For many people, this feels overwhelming. It creates the sense that who you are right now isn’t enough, and that you need to change quickly in order to keep up.
There’s nothing wrong with wanting to grow or build new habits, but the way we approach change matters far more than the change itself.
That’s where the difference between resolutions and intentions becomes important.
The problem with resolutions
Resolutions are usually rigid and outcome-focused. They tend to sound like firm decisions about the future:
Lose 10kg
Exercise three times a week
Stop procrastinating
They’re often driven by our dissatisfaction with our bodies, our habits, or the way we think we “should” be living. And because they’re framed in an all-or-nothing way, they can be hard to sustain.
Miss a week, fall off the plan, life gets busy and suddenly it feels like failure.
On a deeper level, resolutions can quietly reinforce the belief that something about you is broken or needs fixing. That you need to become someone else in order to be acceptable, successful, or worthy.
Why intentions feel different
Intentions take a more mindful and holistic approach. Instead of focusing on a specific outcome in the future, they focus on how you want to show up now, what your values are, your energy, and the way you want to relate to yourself and your life.
An intention might sound like:
Be kinder to myself
Move my body with respect
Create more space and simplicity
Intentions aren’t rigid. They allow for flexibility, self-compassion, and the reality that life doesn’t move in straight lines.
They also shift the question from What should I do? to Why am I doing this?

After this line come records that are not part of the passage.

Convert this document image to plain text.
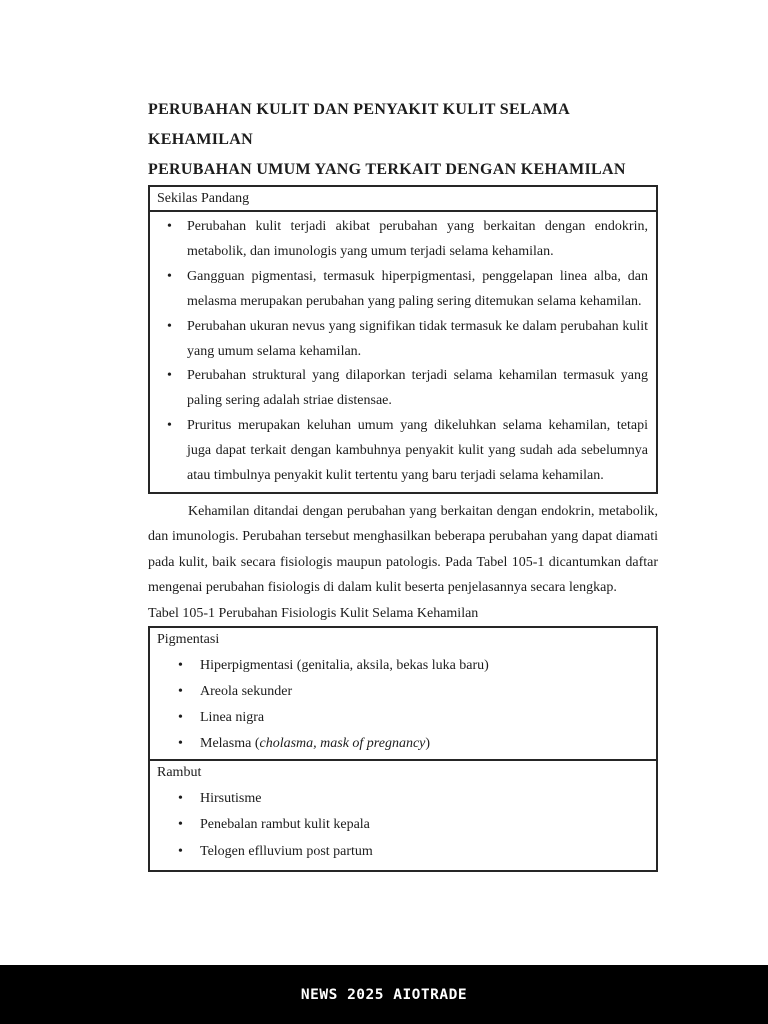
PERUBAHAN KULIT DAN PENYAKIT KULIT SELAMA KEHAMILAN
PERUBAHAN UMUM YANG TERKAIT DENGAN KEHAMILAN
Sekilas Pandang
•	Perubahan kulit terjadi akibat perubahan yang berkaitan dengan endokrin, metabolik, dan imunologis yang umum terjadi selama kehamilan.
•	Gangguan pigmentasi, termasuk hiperpigmentasi, penggelapan linea alba, dan melasma merupakan perubahan yang paling sering ditemukan selama kehamilan.
•	Perubahan ukuran nevus yang signifikan tidak termasuk ke dalam perubahan kulit yang umum selama kehamilan.
•	Perubahan struktural yang dilaporkan terjadi selama kehamilan termasuk yang paling sering adalah striae distensae.
•	Pruritus merupakan keluhan umum yang dikeluhkan selama kehamilan, tetapi juga dapat terkait dengan kambuhnya penyakit kulit yang sudah ada sebelumnya atau timbulnya penyakit kulit tertentu yang baru terjadi selama kehamilan.

Kehamilan ditandai dengan perubahan yang berkaitan dengan endokrin, metabolik, dan imunologis. Perubahan tersebut menghasilkan beberapa perubahan yang dapat diamati pada kulit, baik secara fisiologis maupun patologis. Pada Tabel 105-1 dicantumkan daftar mengenai perubahan fisiologis di dalam kulit beserta penjelasannya secara lengkap.

Tabel 105-1 Perubahan Fisiologis Kulit Selama Kehamilan
Pigmentasi
•	Hiperpigmentasi (genitalia, aksila, bekas luka baru)
•	Areola sekunder
•	Linea nigra
•	Melasma (cholasma, mask of pregnancy)
Rambut
•	Hirsutisme
•	Penebalan rambut kulit kepala
•	Telogen eflluvium post partum
NEWS 2025 AIOTRADE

Same actions, different energy
What’s interesting is that intentions can still lead to very practical changes.
If your intention is to be kinder to yourself, that might include moving your body more, not as punishment for how it looks, but because it helps you feel stronger and more at home in it. It might include journaling, not because everyone says you should, but because it helps clear your mind and create mental space.
The actions might look similar to a resolution, but the energy behind them is completely different. One comes from pressure and self-judgement. The other comes from care and respect.
And that difference matters.
A gentler way into the new year
As this year comes to a close, my hope is that you give yourself permission to step away from harsh narratives and unrealistic expectations.
You don’t need to fix yourself.
You don’t need to reinvent who you are overnight.
You don’t need to start the year in deficit.
Moving into the new year with intention allows growth to happen in a way that’s sustainable, grounded, and human.
And that, in my experience, is what actually lasts.